Anjuran itu antara lain terdapat dalam firman Allah:“Kamu sekali-kali tidak sampai kepada kebajikan (yang sempurna), sebelum kamu menafkahkan sebahagian harta yang kamu cintai. Dan apa saja yang kamu nafkahkan, maka sesungguhnya Allah mengetahuinya” (QS. Ali ‘Imran: 92).
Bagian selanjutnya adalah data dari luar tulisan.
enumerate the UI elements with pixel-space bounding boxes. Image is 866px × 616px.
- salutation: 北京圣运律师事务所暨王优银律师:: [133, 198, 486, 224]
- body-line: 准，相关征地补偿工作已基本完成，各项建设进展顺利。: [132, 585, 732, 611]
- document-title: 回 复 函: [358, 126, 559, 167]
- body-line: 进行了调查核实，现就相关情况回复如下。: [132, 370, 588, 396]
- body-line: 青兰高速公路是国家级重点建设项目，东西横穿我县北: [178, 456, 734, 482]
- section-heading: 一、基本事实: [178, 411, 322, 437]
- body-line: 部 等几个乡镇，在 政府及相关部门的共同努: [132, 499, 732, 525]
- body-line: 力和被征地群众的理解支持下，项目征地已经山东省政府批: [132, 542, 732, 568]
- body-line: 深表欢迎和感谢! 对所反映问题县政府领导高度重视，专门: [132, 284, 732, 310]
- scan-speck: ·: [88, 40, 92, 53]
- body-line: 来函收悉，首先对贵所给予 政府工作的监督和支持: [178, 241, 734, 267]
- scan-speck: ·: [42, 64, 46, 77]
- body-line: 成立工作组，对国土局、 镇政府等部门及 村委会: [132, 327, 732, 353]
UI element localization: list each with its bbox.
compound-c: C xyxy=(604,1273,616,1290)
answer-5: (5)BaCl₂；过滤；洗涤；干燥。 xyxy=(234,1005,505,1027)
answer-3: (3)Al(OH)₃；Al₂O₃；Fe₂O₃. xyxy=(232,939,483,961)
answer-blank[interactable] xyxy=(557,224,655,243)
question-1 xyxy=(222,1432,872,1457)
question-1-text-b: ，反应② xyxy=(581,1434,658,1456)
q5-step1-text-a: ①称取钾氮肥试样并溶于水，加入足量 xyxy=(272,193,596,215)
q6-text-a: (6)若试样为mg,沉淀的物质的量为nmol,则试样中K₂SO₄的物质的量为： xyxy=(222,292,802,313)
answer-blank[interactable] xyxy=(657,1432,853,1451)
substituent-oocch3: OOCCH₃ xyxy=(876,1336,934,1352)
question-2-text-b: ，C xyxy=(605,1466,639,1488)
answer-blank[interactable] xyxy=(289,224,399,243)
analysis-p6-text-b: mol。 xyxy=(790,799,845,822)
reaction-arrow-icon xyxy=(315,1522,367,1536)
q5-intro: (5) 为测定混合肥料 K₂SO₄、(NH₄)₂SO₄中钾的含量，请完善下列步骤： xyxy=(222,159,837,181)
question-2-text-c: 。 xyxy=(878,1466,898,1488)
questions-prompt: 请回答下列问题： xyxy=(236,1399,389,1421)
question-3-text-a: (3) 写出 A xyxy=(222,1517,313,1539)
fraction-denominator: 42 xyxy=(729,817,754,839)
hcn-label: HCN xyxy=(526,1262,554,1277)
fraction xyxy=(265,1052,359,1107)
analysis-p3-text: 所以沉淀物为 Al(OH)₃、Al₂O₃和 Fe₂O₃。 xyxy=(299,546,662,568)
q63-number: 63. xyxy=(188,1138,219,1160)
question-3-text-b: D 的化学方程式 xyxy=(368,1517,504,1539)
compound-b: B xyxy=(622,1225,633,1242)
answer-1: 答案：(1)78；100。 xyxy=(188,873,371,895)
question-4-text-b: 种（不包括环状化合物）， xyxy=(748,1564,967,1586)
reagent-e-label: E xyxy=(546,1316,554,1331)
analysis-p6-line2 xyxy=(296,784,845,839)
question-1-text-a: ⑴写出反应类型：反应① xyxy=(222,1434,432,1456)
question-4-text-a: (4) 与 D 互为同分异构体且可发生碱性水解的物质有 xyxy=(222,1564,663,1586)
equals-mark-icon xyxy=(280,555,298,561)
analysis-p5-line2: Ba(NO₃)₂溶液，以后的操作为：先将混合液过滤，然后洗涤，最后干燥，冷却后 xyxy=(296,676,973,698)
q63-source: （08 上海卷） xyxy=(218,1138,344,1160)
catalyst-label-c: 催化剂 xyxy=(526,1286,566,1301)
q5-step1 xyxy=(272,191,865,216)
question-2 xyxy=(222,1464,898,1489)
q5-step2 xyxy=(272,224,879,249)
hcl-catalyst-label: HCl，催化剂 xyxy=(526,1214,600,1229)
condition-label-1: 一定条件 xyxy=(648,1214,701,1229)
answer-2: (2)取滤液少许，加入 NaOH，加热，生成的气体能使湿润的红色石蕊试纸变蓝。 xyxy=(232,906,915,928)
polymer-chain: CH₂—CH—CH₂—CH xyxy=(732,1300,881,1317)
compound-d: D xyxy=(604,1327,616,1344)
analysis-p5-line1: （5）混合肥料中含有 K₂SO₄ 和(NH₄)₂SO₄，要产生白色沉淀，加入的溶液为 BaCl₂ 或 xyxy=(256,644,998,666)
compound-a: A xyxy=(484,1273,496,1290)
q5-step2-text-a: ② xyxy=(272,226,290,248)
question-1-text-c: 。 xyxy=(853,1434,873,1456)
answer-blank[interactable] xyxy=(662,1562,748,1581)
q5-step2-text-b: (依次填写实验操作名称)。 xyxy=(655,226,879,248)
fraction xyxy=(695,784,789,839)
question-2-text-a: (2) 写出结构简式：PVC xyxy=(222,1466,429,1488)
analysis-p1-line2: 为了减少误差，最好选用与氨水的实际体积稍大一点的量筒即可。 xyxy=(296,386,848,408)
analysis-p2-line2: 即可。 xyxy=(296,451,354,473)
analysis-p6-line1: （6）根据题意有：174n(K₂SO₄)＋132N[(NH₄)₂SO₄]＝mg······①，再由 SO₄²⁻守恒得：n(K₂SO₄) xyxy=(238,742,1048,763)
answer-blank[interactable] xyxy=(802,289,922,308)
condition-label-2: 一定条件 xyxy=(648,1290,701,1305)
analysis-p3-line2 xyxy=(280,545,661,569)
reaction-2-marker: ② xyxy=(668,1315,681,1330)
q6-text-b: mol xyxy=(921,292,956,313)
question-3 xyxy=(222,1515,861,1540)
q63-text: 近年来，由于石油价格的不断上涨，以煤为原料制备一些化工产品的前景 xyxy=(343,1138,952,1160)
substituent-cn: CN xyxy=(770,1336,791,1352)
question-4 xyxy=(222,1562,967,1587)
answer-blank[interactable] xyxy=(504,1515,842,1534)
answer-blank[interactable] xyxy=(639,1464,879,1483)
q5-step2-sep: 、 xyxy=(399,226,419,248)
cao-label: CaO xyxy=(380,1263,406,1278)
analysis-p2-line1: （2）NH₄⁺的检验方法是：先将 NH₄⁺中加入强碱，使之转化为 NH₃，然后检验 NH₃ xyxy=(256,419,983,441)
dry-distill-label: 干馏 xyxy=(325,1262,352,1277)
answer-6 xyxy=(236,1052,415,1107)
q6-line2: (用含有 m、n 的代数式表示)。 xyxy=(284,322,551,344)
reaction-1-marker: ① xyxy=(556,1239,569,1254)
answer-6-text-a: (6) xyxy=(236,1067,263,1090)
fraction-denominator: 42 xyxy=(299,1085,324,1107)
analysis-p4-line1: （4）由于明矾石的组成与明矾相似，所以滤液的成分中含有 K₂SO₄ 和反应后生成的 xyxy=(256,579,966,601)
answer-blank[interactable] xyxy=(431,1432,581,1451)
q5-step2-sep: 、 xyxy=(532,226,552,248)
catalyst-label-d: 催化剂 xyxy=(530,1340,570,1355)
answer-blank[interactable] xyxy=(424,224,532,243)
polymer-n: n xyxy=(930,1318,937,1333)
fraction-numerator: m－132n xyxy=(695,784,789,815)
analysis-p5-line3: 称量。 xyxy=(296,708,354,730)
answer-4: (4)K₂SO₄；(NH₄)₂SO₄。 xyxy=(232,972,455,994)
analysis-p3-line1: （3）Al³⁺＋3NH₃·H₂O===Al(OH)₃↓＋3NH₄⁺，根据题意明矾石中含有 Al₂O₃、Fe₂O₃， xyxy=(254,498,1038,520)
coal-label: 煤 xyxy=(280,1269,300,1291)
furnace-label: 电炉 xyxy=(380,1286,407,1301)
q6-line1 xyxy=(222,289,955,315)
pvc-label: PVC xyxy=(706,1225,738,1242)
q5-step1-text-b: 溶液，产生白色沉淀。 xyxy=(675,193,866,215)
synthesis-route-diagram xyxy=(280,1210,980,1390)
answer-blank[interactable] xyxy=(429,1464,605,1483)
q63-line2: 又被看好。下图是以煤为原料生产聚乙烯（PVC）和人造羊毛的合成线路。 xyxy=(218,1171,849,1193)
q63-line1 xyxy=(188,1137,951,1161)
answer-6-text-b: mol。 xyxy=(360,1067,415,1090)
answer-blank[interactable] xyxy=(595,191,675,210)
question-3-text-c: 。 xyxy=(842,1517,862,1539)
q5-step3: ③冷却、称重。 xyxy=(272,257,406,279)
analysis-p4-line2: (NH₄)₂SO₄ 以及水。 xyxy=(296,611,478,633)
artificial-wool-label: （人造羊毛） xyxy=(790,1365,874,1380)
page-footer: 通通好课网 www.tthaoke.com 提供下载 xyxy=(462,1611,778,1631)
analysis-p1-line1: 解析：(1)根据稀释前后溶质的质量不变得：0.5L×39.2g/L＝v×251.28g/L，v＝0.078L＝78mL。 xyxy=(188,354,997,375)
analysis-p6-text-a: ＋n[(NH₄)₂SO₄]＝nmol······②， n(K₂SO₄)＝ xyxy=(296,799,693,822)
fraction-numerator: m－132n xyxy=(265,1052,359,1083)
Dalam hadis disebutkan: “Rasulullah Saw bersabda: Apabila seseorang meninggal dunia, maka terputuslah semua amalnya kecuali tiga, yaitu: shadaqah jariyah (wakaf) ilmu yang bermanfaat dan anak yang shalih.” (HR. Muslim).
Dalam pada itu wakif juga diberi kebebasan untuk memberi persyaratan terhadap harta yang diwakafkan –sepanjang tidak bertentangan dengan ketentuan-ketentuan Syara’. Dalam qaidah fiqhiyyah, disebutkan bahwa syarat yang ditentukan oleh wakif mempunyai kekuatan hukum seperti yang ditetapkan oleh Syara’. Atas dasar ka’idah ini, wakif diberi kebebasan untuk meniatkan atau mengikrarkan tujuan wakafnya sepanjang tidak bertentangan dengan ketentuan Syara’. Di antara ketentuan Syara’ yakni, mendatangkan kemaslahatan dan menghindari kerusakan.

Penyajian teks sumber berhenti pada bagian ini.